2012年7月13日金曜日

三上満

隔月刊の「社会保障」のページ裏の「歳時記」の文章はいい話が載っている。今回は教育学者の「三上満」さんの文章である。以下、紹介する。

今年は、石川啄木没後100年の年に当たる。私が23歳から40歳まで18年も勤めていた中学校は、啄木終焉の地のすぐ近くにあった。そのこともあって、啄木は何かと私の授業の教材になった。


いじわるの大工の子ども呼び出され
いくさに出でしが生きてかへらず


こんな歌も日露戦争の授業の教材になったし

しんとして幅広さ街の( )の夜の
とうもろこしの焼くる匂いよ


といった歌は地理の気候学習の教材になり、( )の中に入る季節を考えさせたりした。(答えは秋)
啄木といえば忘れられないことがある。ある時のテストで、歴史上の人物の名を答える問題で、正解が「石川啄木」だった。ところが間違えて「石川五エ門」と書いてきた子がいた。その子が、都知事選の時の私への応援で語ってくれた。(1999年都知事選)
「満さんは、私の答えを×にしなかった。丁寧に五エ門を消し、石川だけ残して、そこに半丸を付けてくれ、点数も半分くれた。

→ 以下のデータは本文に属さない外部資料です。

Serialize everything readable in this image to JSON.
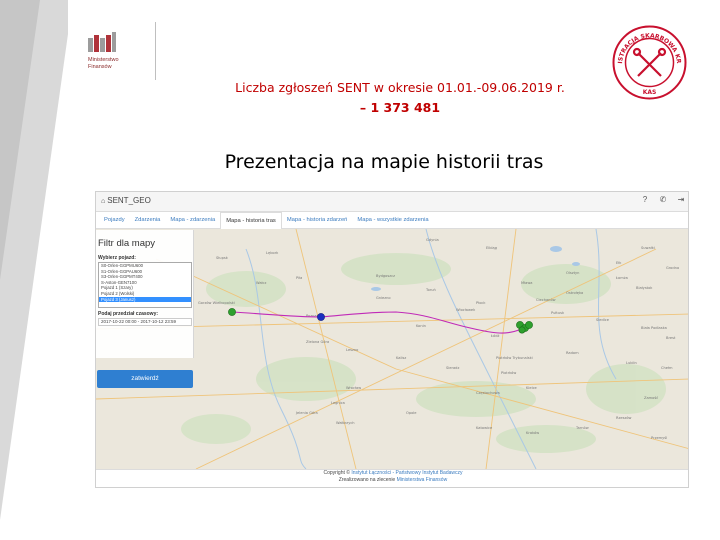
{
  "ministry": {
    "name_line1": "Ministerstwo",
    "name_line2": "Finansów"
  },
  "seal": {
    "arc_text": "ADMINISTRACJA SKARBOWA KRAJOWA",
    "abbrev": "KAS"
  },
  "header": {
    "line1": "Liczba zgłoszeń SENT w okresie 01.01.-09.06.2019 r.",
    "line2": "– 1 373 481"
  },
  "slide_title": "Prezentacja na mapie historii tras",
  "app": {
    "title": "SENT_GEO",
    "top_icons": [
      "help-icon",
      "phone-icon",
      "logout-icon"
    ],
    "tabs": [
      {
        "label": "Pojazdy",
        "active": false
      },
      {
        "label": "Zdarzenia",
        "active": false
      },
      {
        "label": "Mapa - zdarzenia",
        "active": false
      },
      {
        "label": "Mapa - historia tras",
        "active": true
      },
      {
        "label": "Mapa - historia zdarzeń",
        "active": false
      },
      {
        "label": "Mapa - wszystkie zdarzenia",
        "active": false
      }
    ],
    "filter": {
      "title": "Filtr dla mapy",
      "vehicle_label": "Wybierz pojazd:",
      "vehicles": [
        "S0-Orlen-GGPMU600",
        "S1-Orlen-GGPAU600",
        "S3-Orlen-GGPMT400",
        "S-Aston-GEN7100",
        "Pojazd 1 (Szary)",
        "Pojazd 2 (Wolski)",
        "Pojazd 3 (Janusz)"
      ],
      "selected_vehicle": "Pojazd 3 (Janusz)",
      "time_label": "Podaj przedział czasowy:",
      "time_range": "2017-10-22 00:00 - 2017-10-12 23:59",
      "confirm_label": "zatwierdź"
    },
    "map": {
      "places": [
        "Lębork",
        "Gdynia",
        "Słupsk",
        "Elbląg",
        "Olsztyn",
        "Piła",
        "Wałcz",
        "Bydgoszcz",
        "Toruń",
        "Gorzów Wielkopolski",
        "Poznań",
        "Zielona Góra",
        "Leszno",
        "Konin",
        "Łódź",
        "Kalisz",
        "Płock",
        "Sieradz",
        "Piotrków Trybunalski",
        "Radom",
        "Kielce",
        "Częstochowa",
        "Wrocław",
        "Opole",
        "Katowice",
        "Kraków",
        "Tarnów",
        "Rzeszów",
        "Przemyśl",
        "Lublin",
        "Chełm",
        "Zamość",
        "Siedlce",
        "Białystok",
        "Łomża",
        "Ostrołęka",
        "Suwałki",
        "Ełk",
        "Biała Podlaska",
        "Brest",
        "Grodno",
        "Piotrków",
        "Legnica",
        "Wałbrzych",
        "Jelenia Góra",
        "Gniezno",
        "Włocławek",
        "Ciechanów",
        "Mława",
        "Pułtusk"
      ],
      "route_color": "#c02ab8",
      "marker_color_green": "#2ea02e",
      "marker_color_blue": "#1a2fbf"
    },
    "footer": {
      "copyright_prefix": "Copyright © ",
      "copyright_link": "Instytut Łączności - Państwowy Instytut Badawczy",
      "ordered_prefix": "Zrealizowano na zlecenie ",
      "ordered_link": "Ministerstwa Finansów"
    }
  }
}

そのことを一番よく覚えている」
教育とは、子どもの中に埋もれ、隠れている小さな“よさ”を見つけ出し、光を当ててやる仕事である。教育の醍醐味は、「いいとこ探し」であって「あら探し」ではない。
橋下市長(前知事)が、大阪でやろうとしている“教育改革”とは、いったい何物であろうか。知事の方針に従わない学校、教職員への徹底した監視と「あら探し」である。そのあら探しは、ついに「君が代」を歌っているかどうかを調べる“口元検査”にまで及んだ。
しかし、どんなに統制がのしかかかろうと、子どもとじかに向き合い、子どもの“いいところ”を見つけ励ますのは教師たちだ。大阪の教師たちは、この原点を決して失いはしないだろう。

三上さんは、大阪で行われている「教育改革」とはなにか、「教育はあら探しではない」と言っている。まさにその通りである。橋本徹のパフォーマンスに騙されていけない。